How I Do It: Denervation of the Hip Joint Under Ultrasound and Fluoroscopy

Aug 12, 2025, 05:02 by Abdulaziz Almazidi, MD, Anthony Machi, MD, and Howard Meng, MD

Cite as: Almazidi A, Machi A, Meng H. How I do it: Denervation of the hip joint under ultrasound and fluoroscopy. ASRA Pain Medicine News 2025;50. https://doi.org/10.52211/asra080125.007.

How I Do It

Introduction

There is a 7%-10% prevalence of hip pain in adults 45 years or older, with the leading cause of chronic hip pain being osteoarthritis.1 Other causes of chronic hip pain include rheumatoid arthritis, labral tears, osteonecrosis of the femoral head, avascular necrosis, post-traumatic arthritis, acetabular fractures, chronic infections, and persistent pain after total hip replacement. Irrespective of the pathology, hip pain negatively impacts mobility and overall quality of life. Hip arthroplasty is one of the most common and successful types of orthopedic surgeries.

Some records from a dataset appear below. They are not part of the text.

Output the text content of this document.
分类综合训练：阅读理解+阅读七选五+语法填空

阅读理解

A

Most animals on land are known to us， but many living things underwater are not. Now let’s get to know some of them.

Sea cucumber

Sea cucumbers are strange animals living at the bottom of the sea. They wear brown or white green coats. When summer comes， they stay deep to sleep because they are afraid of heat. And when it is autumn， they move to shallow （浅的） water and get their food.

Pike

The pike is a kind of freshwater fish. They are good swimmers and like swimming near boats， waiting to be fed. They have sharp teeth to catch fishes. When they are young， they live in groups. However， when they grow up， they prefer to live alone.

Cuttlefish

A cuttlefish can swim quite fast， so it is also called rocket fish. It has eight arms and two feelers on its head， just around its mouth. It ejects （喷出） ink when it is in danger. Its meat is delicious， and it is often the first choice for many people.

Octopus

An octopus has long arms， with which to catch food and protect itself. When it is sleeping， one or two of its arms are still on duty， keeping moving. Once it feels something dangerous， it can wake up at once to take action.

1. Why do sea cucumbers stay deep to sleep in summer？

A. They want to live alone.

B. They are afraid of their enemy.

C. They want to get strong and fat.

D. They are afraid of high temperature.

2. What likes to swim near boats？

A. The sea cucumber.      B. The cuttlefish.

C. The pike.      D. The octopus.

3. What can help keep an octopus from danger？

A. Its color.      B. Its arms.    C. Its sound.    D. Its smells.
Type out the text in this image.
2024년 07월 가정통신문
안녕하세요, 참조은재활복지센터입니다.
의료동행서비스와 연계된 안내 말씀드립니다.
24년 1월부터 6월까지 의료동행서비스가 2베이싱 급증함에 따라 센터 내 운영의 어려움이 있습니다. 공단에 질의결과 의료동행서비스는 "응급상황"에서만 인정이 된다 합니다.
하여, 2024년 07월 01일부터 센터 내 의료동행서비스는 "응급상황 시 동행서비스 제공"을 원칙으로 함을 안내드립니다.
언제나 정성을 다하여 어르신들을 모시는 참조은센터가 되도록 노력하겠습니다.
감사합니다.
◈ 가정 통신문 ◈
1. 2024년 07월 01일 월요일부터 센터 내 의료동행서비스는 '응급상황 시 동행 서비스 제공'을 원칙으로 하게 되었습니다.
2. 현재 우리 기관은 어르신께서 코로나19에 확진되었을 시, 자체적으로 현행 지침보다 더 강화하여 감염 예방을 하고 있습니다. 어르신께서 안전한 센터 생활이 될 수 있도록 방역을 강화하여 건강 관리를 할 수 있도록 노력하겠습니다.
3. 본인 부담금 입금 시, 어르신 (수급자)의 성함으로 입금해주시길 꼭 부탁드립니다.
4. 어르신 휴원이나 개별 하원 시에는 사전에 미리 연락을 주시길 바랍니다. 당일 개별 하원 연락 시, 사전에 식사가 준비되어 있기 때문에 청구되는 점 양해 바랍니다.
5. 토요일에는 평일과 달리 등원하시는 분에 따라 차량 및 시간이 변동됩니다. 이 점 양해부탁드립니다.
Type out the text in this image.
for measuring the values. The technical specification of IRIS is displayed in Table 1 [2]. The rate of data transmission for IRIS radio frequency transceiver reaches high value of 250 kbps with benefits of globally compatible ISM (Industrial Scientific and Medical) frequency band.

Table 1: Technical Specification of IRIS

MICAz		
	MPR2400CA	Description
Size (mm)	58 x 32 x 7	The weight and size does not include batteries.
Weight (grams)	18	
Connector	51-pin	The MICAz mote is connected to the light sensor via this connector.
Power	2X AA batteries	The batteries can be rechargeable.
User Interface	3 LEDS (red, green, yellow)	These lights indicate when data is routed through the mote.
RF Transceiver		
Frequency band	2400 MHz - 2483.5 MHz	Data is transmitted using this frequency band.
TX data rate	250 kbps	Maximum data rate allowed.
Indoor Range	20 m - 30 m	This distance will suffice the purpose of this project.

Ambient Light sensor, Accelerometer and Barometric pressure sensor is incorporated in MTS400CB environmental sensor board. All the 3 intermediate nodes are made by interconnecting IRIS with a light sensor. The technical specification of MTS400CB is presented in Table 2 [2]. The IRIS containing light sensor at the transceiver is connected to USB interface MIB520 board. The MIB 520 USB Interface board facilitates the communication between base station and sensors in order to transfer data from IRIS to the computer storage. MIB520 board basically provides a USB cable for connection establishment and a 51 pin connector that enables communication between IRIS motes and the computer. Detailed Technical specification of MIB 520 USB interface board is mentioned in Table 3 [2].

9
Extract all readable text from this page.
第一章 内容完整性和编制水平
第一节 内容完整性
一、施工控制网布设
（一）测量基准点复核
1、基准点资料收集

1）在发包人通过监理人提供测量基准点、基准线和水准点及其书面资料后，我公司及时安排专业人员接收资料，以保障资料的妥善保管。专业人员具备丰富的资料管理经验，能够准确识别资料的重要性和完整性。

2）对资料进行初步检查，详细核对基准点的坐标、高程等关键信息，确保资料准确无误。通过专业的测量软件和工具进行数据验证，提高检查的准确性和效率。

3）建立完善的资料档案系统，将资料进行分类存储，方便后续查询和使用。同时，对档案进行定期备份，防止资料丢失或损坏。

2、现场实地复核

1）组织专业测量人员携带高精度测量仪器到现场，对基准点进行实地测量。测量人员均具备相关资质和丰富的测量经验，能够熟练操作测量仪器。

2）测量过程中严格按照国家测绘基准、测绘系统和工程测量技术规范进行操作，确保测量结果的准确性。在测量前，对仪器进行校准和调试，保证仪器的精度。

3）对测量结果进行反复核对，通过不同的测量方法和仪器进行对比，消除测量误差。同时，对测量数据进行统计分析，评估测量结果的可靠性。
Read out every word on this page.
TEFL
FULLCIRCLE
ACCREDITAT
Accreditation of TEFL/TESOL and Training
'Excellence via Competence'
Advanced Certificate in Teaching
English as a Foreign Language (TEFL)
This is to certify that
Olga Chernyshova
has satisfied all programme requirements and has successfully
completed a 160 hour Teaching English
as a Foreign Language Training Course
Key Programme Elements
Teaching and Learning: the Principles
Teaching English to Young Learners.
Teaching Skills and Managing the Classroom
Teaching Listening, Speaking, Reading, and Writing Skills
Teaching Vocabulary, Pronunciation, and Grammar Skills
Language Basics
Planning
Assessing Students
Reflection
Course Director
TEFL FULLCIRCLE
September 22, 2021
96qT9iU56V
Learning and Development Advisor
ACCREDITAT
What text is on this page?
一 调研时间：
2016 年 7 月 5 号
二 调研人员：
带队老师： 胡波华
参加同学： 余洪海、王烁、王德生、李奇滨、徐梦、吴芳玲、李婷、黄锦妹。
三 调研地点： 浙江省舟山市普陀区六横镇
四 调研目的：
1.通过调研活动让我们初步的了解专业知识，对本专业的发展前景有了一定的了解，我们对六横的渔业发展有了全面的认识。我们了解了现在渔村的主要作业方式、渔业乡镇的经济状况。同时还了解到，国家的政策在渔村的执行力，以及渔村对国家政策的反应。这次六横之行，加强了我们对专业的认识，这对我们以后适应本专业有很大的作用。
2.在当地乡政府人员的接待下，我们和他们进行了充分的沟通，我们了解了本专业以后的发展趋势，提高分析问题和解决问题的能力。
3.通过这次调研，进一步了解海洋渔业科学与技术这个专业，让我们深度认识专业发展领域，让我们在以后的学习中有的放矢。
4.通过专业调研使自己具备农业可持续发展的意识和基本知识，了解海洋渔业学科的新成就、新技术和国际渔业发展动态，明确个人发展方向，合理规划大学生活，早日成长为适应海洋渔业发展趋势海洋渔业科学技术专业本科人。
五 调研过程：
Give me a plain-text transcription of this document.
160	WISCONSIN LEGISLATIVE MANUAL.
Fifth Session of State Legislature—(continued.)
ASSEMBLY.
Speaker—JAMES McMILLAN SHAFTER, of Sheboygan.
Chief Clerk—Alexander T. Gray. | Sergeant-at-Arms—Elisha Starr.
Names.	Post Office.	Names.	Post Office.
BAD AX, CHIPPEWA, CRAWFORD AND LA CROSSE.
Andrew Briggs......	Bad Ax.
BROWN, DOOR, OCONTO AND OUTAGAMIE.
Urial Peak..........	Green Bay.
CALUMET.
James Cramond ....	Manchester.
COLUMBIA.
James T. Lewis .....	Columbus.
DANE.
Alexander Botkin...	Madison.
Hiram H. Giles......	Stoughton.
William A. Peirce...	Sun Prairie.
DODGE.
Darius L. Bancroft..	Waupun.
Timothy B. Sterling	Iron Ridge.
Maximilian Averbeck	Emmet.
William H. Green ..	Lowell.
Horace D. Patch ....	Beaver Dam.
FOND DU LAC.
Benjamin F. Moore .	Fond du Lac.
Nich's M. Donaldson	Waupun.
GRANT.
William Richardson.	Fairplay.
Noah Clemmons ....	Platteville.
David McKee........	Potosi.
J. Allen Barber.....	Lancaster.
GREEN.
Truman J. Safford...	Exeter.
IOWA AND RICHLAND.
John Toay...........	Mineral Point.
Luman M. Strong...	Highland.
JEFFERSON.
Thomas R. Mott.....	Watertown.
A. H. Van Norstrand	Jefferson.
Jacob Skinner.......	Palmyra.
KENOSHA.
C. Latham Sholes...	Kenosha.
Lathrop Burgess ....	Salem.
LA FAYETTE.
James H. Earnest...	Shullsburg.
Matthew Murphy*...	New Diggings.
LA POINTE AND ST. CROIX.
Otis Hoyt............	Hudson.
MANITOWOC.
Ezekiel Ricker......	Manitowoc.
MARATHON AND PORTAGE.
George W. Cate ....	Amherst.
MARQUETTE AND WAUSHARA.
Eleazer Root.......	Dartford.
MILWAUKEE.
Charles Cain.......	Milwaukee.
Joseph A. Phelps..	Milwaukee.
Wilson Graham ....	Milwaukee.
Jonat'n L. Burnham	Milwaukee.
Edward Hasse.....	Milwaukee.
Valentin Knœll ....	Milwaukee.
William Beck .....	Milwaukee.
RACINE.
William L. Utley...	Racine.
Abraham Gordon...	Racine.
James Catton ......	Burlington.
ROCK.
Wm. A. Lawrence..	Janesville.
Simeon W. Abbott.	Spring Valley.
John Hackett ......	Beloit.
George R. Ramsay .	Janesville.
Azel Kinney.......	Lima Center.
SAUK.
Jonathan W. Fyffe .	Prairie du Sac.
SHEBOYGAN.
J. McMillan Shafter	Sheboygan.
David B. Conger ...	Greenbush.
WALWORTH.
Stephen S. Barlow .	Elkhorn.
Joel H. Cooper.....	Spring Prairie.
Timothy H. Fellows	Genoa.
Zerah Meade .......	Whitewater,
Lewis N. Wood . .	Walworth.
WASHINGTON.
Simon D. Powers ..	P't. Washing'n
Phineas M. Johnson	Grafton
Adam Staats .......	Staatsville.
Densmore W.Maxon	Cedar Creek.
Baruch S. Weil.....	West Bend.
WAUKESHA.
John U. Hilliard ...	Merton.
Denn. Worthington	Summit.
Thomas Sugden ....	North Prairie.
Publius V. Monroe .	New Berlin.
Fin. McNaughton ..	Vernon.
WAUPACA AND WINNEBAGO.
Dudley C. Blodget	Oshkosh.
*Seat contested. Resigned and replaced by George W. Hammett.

However, concerns regarding patient comorbidities and perioperative risk may deter some patients from hip replacement surgery or make them poor surgical candidates.2 The life-span of the implanted hardware is also limited to between 15-25 years, which results in patients typically being deferred for hip arthroplasty until they are well into their 50s or 60s.3 Consequently, there is a need for safe and effective procedural intervention for the management of hip joint pain in these patients.

Innervation of the Hip Joint Capsule

The majority of pain in the hip joint originates from the joint capsule, which is richly innervated by the articular nerves branching from multiple nerves. The anterior hip capsule, which is the target of discussion, is innervated by articular branches of the femoral, obturator, and accessory obturator nerves, which are well described by Short et al.4 The posterior hip capsule is innervated by the quadratus femoris, superior gluteal, and perhaps the sciatic and inferior gluteal nerves.5

Previously, the femoral nerve was thought to innervate the superolateral and inferolateral aspects of the joint capsule, whereas the superomedial and inferomedial aspects of the joint capsule were innervated by the obturator nerve and the accessory obturator nerves.6 The systematic review and meta-analysis by Tomlinson et al. offers an updated summary pictograph of the innervation discussed (see Figure 1).7

Figure 1. Sketch summarizes consensus findings on the distribution of innervation patterns of the accessory, femoral, and obturator nerves. Darker areas depict regions where the literature demonstrates more general consensus that the region is innervated by the nerve. Lighter areas are regions where there is less general consensus that the regions are supplied by a particular nerve.
Reproduced with open access from Tomlinson et al. Sci Rep 2021.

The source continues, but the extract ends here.